Somehow, some way, what we’re all going through with this pandemic has brought us down to survival mode. For myself, I hid in my apartment when I first lost my job. It wasn’t a decision made necessarily as much as it was a matter of going on autopilot and my mind answering its own question of “how am I going to get through the other side of this?” So I hunkered down in comfy clothes and stuck to what I know: Marvel movies, Bob’s Burgers, and snacking.
When most of my friends reached out to me and vice versa, I got used to the basic small talk and niceties before anything else came up. When we asked each other how we were, it was a loaded question. We all knew what the person meant when they asked. It’s not basic because how we were feeling was not even close to those words: “fine”, “alright”, “okay”. Then there were the few who put up a front that they were doing great. It may have been under false pretenses of COVID being “the flu but worse” or they were still working so life wasn’t all that different or they didn’t want to admit that this was causing anxiety. When I talked to those in particular, the ones that downplayed how they’re feeling, I found myself saying the same words and trying to send the same message: we’re allowed to feel the way that we do.

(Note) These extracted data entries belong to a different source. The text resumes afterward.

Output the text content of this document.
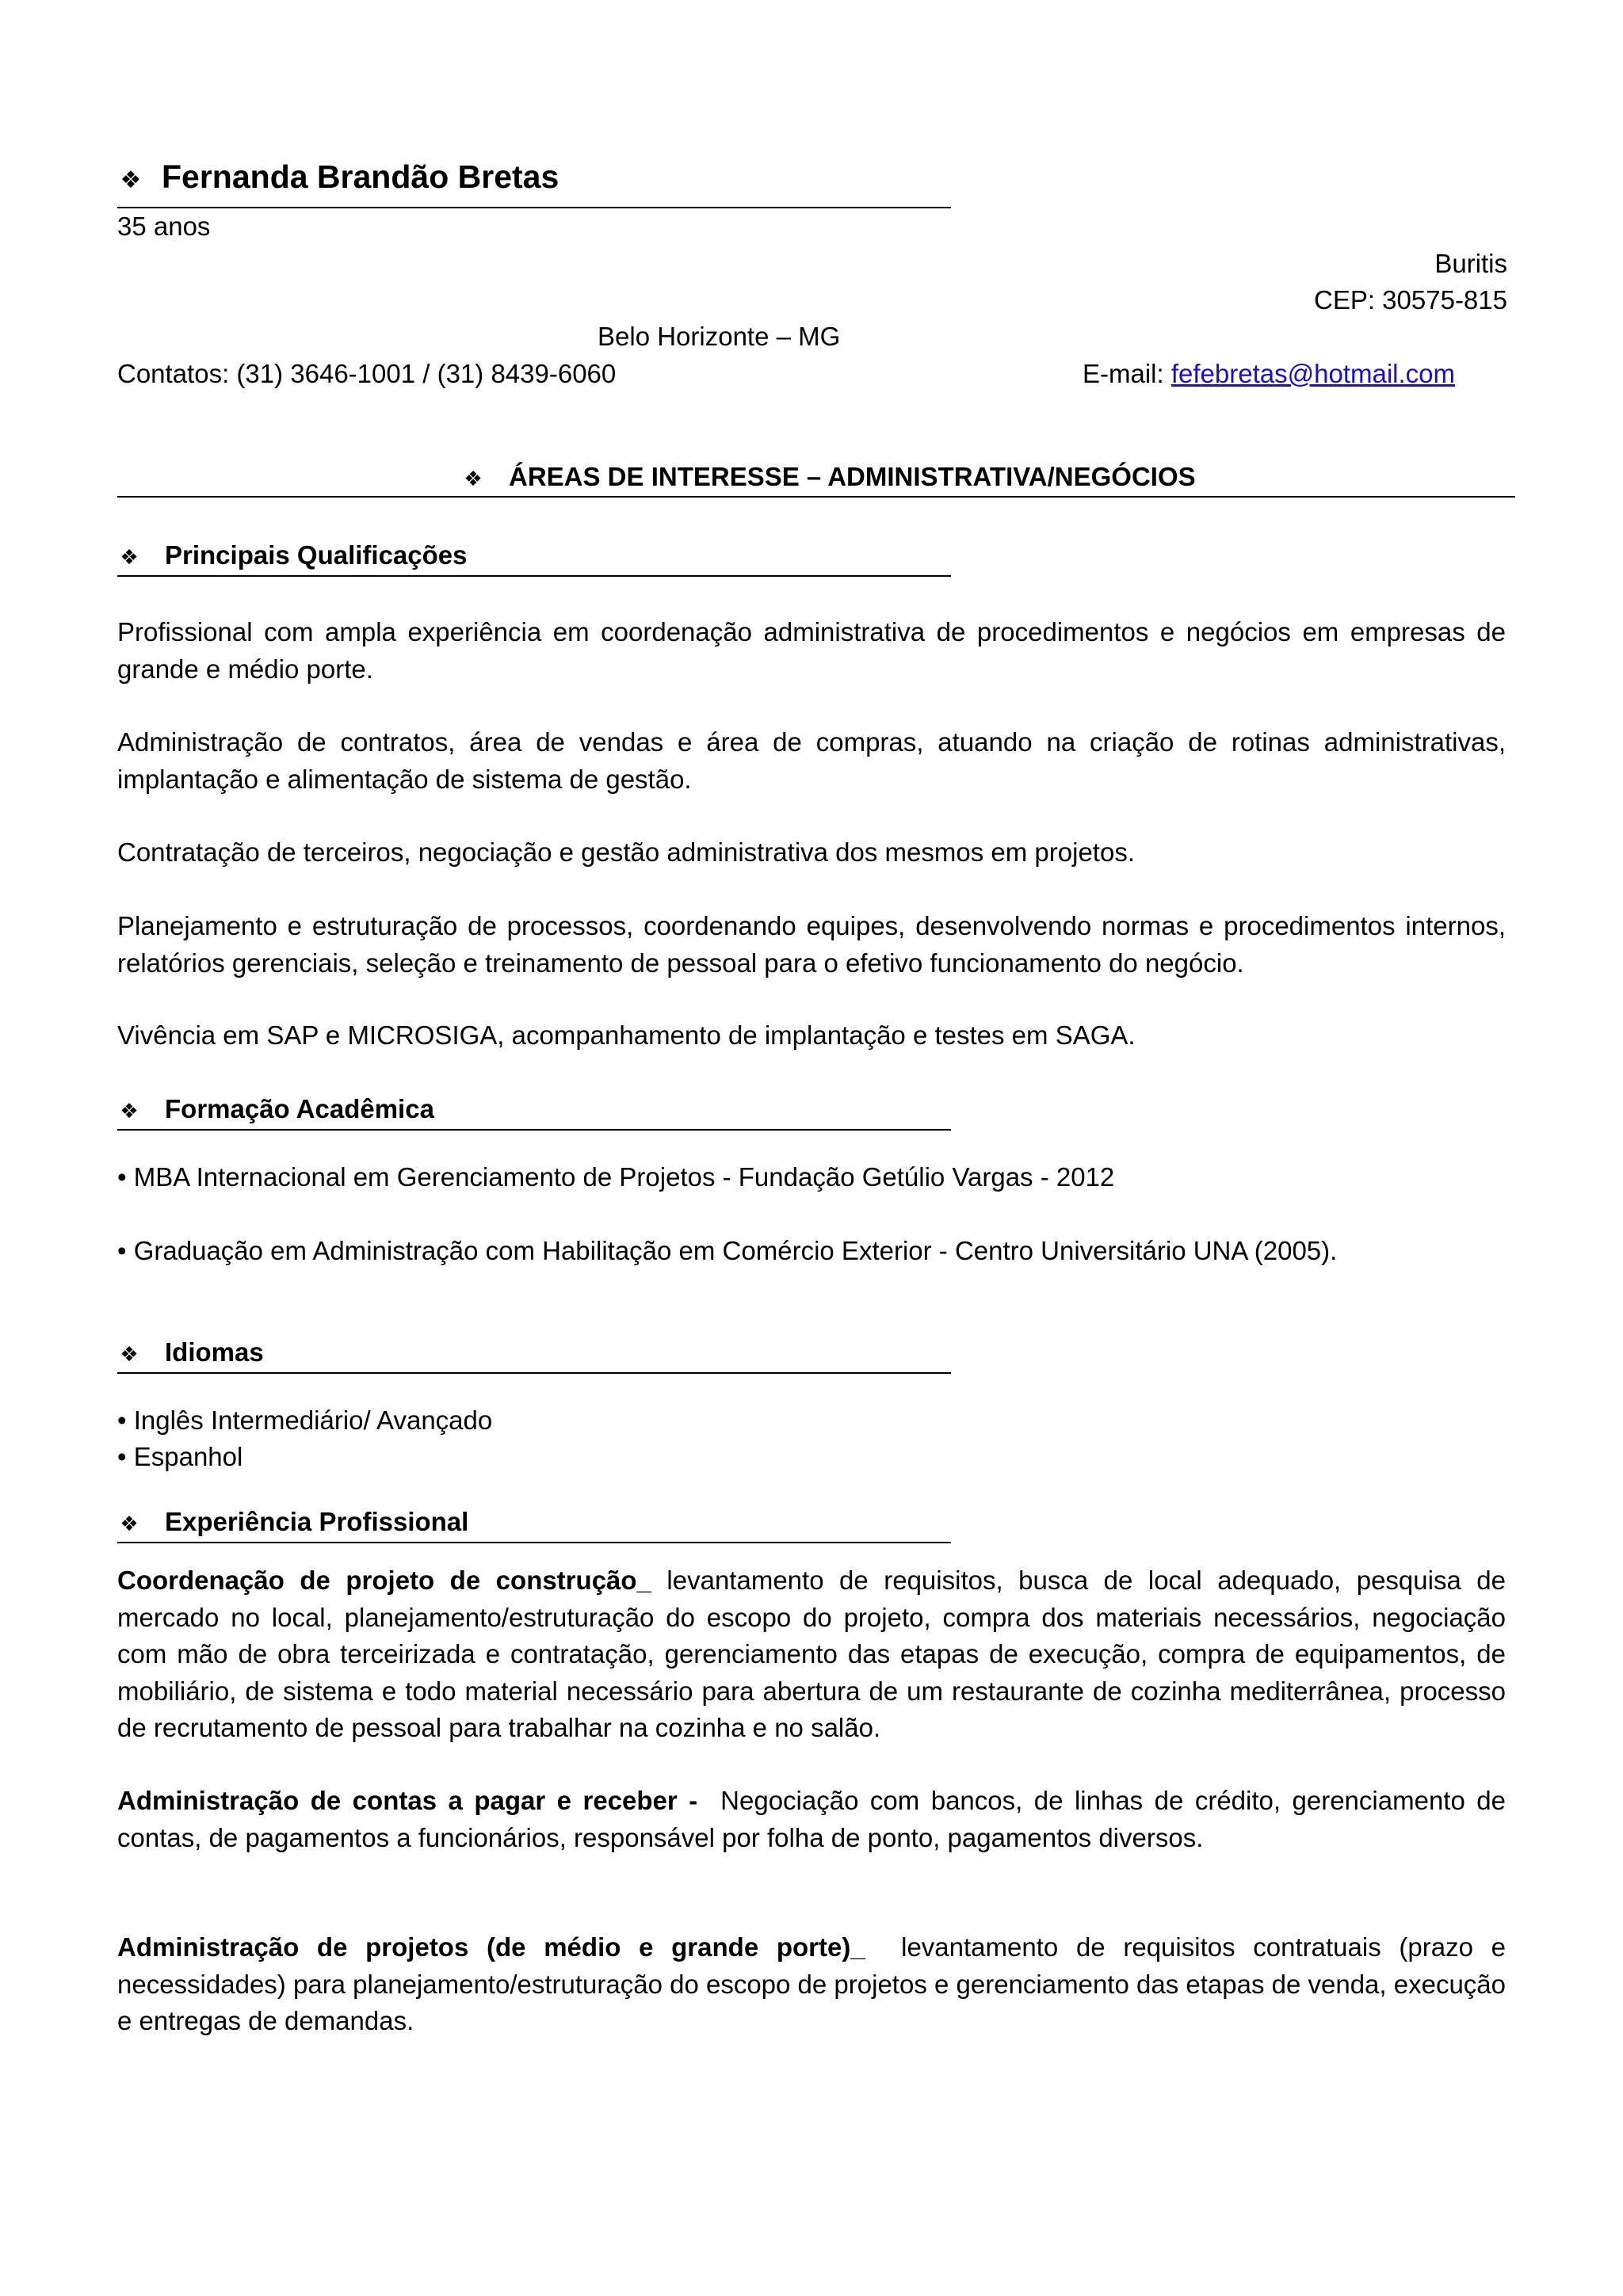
❖ Fernanda Brandão Bretas
35 anos
Buritis
CEP: 30575-815
Belo Horizonte – MG
Contatos: (31) 3646-1001 / (31) 8439-6060	E-mail: fefebretas@hotmail.com
❖ ÁREAS DE INTERESSE – ADMINISTRATIVA/NEGÓCIOS
❖ Principais Qualificações
Profissional com ampla experiência em coordenação administrativa de procedimentos e negócios em empresas de grande e médio porte.
Administração de contratos, área de vendas e área de compras, atuando na criação de rotinas administrativas, implantação e alimentação de sistema de gestão.
Contratação de terceiros, negociação e gestão administrativa dos mesmos em projetos.
Planejamento e estruturação de processos, coordenando equipes, desenvolvendo normas e procedimentos internos, relatórios gerenciais, seleção e treinamento de pessoal para o efetivo funcionamento do negócio.
Vivência em SAP e MICROSIGA, acompanhamento de implantação e testes em SAGA.
❖ Formação Acadêmica
• MBA Internacional em Gerenciamento de Projetos - Fundação Getúlio Vargas - 2012
• Graduação em Administração com Habilitação em Comércio Exterior - Centro Universitário UNA (2005).
❖ Idiomas
• Inglês Intermediário/ Avançado
• Espanhol
❖ Experiência Profissional
Coordenação de projeto de construção_ levantamento de requisitos, busca de local adequado, pesquisa de mercado no local, planejamento/estruturação do escopo do projeto, compra dos materiais necessários, negociação com mão de obra terceirizada e contratação, gerenciamento das etapas de execução, compra de equipamentos, de mobiliário, de sistema e todo material necessário para abertura de um restaurante de cozinha mediterrânea, processo de recrutamento de pessoal para trabalhar na cozinha e no salão.
Administração de contas a pagar e receber -  Negociação com bancos, de linhas de crédito, gerenciamento de contas, de pagamentos a funcionários, responsável por folha de ponto, pagamentos diversos.
Administração de projetos (de médio e grande porte)_  levantamento de requisitos contratuais (prazo e necessidades) para planejamento/estruturação do escopo de projetos e gerenciamento das etapas de venda, execução e entregas de demandas.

We are absolutely allowed to be upset and angry, still. Even months and months later, we’re allowed to grieve the loss of our safety. There’s no reason to hide the fact that we’re scared for ourselves and our loved ones. The wonderful silver lining in the midst of all this chaos is that we don’t have to be 100%. You can say you’re not okay if you’re not because someone is going to understand and more so, empathize. When life is rushed, how many times have we looked for an excuse for the mistakes we’ve made or the validation to feel tired. Now, especially now, it’s okay to be messy and out of sorts or be incomplete.
Considering how differently normal has become, it’s alright. Thoughts before leaving the house are different: phone, keys, hand sanitizer, mask. Or when a friend asks you to hang out at their house: “how many other people are going to be there?” “are they vaccinated?” Or even trying to get away for a weekend: “I need COVID test. Do I need a PCR or does a rapid suffice? Would I have to quarantine? Is it safe with the Delta variant around now?” Unfortunately, this is the now and new normal thought process as something as simple as ordering take out. Contactless delivery, sanitizing our hands after using an ATM, and wondering if you should wear a mask to your local supermarket.
It’s essential to stay strong, to continue to see the light at the end of this dark tunnel. Of course, it’s important to stay safe, stay positive, and keep close to our loved ones. It’s necessary to keep to what we know and what keeps us stable and comfortable during this scary and uncomfortable time. However, it is of utmost importance that we acknowledge and validate how we’re still feeling after all this time and that maybe owning up to that: the mess, the imperfection, and the unsteady breath at the end of the day. It’s how we’ll get through this. The mess will clean itself up; the imperfection is actually quite perfect; the unsteady breath reminds us we’re still breathing. So keep breathing.